Dear Tulane Community:
I am continually awed by our students. Wednesday, however, took me to a new level as I spent the morning attending a remarkable presentation of student-designed solutions to the problem of sexual assault at Tulane University.
These solutions, many of which Tulane intends to fund, were the class projects of students enrolled in a new course launched this spring called Project IX: Student Design to End Sexual Assault, which was offered by the Phyllis M. Taylor Center for Social Innovation and Design Thinking. The ideas presented Wednesday morning were as bold and forward-thinking as our students.
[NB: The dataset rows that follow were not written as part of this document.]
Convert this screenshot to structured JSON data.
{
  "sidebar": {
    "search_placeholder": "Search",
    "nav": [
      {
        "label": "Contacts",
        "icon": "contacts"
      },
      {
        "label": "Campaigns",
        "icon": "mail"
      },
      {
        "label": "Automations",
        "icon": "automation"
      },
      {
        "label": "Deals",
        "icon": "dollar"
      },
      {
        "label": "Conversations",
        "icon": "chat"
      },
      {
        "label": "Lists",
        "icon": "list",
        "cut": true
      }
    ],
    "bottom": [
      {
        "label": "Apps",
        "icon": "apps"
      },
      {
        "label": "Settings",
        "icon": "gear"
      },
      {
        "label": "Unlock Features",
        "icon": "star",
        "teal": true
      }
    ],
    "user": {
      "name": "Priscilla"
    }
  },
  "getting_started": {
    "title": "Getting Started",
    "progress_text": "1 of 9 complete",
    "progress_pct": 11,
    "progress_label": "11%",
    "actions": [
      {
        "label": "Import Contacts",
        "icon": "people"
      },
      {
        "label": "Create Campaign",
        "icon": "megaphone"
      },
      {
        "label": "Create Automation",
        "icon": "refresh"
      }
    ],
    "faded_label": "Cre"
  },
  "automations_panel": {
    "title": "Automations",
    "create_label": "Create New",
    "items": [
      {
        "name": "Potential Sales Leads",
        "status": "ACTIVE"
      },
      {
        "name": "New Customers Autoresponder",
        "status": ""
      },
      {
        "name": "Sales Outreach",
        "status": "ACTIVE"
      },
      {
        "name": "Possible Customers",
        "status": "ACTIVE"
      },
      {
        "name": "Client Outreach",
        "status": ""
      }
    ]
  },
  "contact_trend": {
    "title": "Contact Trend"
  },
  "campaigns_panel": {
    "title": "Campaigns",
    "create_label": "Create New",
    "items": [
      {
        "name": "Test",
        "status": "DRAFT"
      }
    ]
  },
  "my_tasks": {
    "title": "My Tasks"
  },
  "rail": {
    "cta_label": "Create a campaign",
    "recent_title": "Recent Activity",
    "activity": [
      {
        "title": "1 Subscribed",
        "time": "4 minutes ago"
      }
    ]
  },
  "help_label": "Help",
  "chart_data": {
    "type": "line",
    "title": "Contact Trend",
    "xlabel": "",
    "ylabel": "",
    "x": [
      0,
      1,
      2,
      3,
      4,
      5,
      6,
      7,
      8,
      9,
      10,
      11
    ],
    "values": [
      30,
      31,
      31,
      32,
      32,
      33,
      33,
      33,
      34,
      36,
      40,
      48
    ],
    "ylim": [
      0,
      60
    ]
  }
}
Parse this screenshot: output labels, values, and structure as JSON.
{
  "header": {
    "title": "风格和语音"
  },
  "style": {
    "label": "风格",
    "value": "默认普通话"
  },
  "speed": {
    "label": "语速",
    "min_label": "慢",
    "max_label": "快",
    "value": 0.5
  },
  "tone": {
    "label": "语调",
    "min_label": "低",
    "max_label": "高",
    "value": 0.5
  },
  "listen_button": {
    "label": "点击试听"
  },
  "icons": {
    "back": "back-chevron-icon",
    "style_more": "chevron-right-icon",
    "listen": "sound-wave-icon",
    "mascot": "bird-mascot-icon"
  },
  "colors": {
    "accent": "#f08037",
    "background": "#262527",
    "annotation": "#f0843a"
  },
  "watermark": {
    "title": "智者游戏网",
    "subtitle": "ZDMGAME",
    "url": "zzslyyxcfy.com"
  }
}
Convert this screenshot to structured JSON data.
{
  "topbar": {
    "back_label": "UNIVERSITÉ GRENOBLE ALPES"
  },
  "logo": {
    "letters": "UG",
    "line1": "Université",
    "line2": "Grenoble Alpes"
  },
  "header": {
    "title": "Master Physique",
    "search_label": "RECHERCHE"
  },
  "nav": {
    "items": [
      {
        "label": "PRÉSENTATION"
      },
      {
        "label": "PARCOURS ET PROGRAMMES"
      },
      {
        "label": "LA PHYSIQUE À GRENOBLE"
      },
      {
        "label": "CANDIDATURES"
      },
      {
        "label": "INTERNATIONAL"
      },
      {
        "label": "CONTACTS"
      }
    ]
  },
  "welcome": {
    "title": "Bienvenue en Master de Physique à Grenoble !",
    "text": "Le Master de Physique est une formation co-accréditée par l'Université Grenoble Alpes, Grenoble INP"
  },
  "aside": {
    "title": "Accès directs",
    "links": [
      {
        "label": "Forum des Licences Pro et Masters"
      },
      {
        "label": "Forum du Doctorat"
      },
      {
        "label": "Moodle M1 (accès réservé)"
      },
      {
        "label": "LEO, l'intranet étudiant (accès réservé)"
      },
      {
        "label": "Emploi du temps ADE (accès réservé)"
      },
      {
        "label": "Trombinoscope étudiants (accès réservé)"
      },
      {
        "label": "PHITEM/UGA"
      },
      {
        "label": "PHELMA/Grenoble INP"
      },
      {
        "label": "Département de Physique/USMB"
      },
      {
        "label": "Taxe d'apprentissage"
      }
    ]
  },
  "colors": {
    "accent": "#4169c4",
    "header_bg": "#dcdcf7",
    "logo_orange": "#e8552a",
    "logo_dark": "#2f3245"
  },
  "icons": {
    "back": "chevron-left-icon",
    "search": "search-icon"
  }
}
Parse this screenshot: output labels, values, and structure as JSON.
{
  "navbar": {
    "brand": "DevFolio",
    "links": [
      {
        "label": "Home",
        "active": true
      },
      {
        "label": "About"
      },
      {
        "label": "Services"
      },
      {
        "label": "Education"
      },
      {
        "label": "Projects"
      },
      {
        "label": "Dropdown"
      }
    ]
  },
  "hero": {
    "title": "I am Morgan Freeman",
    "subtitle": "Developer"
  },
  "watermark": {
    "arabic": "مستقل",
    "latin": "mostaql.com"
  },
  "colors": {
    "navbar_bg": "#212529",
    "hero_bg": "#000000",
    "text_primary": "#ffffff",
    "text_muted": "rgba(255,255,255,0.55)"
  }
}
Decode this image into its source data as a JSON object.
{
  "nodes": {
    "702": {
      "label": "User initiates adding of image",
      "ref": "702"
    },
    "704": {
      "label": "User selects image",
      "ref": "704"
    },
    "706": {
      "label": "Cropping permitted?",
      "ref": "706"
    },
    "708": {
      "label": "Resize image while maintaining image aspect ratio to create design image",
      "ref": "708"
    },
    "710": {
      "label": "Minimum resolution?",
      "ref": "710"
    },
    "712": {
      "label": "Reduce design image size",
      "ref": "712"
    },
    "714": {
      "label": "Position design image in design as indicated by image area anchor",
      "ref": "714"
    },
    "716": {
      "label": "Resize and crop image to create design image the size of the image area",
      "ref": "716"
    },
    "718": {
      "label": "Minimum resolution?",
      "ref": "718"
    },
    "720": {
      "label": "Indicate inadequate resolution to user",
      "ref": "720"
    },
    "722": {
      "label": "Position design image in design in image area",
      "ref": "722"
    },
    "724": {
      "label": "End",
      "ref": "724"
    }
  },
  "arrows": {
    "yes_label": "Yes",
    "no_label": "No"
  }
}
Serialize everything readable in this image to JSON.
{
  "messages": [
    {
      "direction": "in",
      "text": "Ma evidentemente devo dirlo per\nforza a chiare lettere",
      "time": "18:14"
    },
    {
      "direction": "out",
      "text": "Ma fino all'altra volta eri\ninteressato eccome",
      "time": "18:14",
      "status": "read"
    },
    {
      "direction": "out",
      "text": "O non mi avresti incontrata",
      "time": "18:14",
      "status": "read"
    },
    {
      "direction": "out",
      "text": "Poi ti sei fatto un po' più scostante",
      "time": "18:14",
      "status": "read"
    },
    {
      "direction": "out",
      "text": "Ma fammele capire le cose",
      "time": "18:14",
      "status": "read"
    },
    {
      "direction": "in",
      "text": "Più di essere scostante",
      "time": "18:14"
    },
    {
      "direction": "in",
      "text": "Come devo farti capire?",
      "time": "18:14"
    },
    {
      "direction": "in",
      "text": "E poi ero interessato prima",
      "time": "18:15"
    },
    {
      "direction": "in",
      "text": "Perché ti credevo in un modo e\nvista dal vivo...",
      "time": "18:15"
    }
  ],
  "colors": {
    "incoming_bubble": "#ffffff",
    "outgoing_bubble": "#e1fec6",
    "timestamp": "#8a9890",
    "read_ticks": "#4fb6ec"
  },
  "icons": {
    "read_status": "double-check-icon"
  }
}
They ranged from using specially-themed Tarot cards to facilitate conversations with victims of sexual assault to training students to become peer advocates and help survivors navigate the reporting and conduct process, as well as access support services offered by the university. There were also great ideas to identify and empower influencers among student leaders and campus organizations so that they might inspire a change in Tulane's culture to one of consent, respect and justice.
Other projects were aimed at fostering discussions on sexual health, healthy relationships, LGBTQ+ issues and more. Peer mentorships, a restorative justice effort, art installations on issues such as sex positivity and buttons, flyers and signage driving home the message of consent were all part of the mix of innovative ideas. The video below offers a glimpse into the design process of Project IX.
In addressing the results of last spring's Climate Survey, we have turned to leading experts from universities and institutions throughout the country, some of whom attended Project IX classes. They, too, were impressed by our students' insight, creativity, depth of knowledge and level of involvement in sexual assault prevention. Like me, our national experts believe that the best hope of becoming the community we all strive for and deserve lies in the wisdom, passion and purpose of our students.
Scholarly rigor, energy, determination and commitment typified this week's presentation by our students, many of whom were sexual assault survivors themselves. But there was also a palpable sense of joy in the room as the students discussed their ideas. This unexpected joy seemed to spring from a collective knowledge that the scourge of sexual assault will neither define nor overwhelm us, but will be the catalyst for our transformation through education, justice and true community.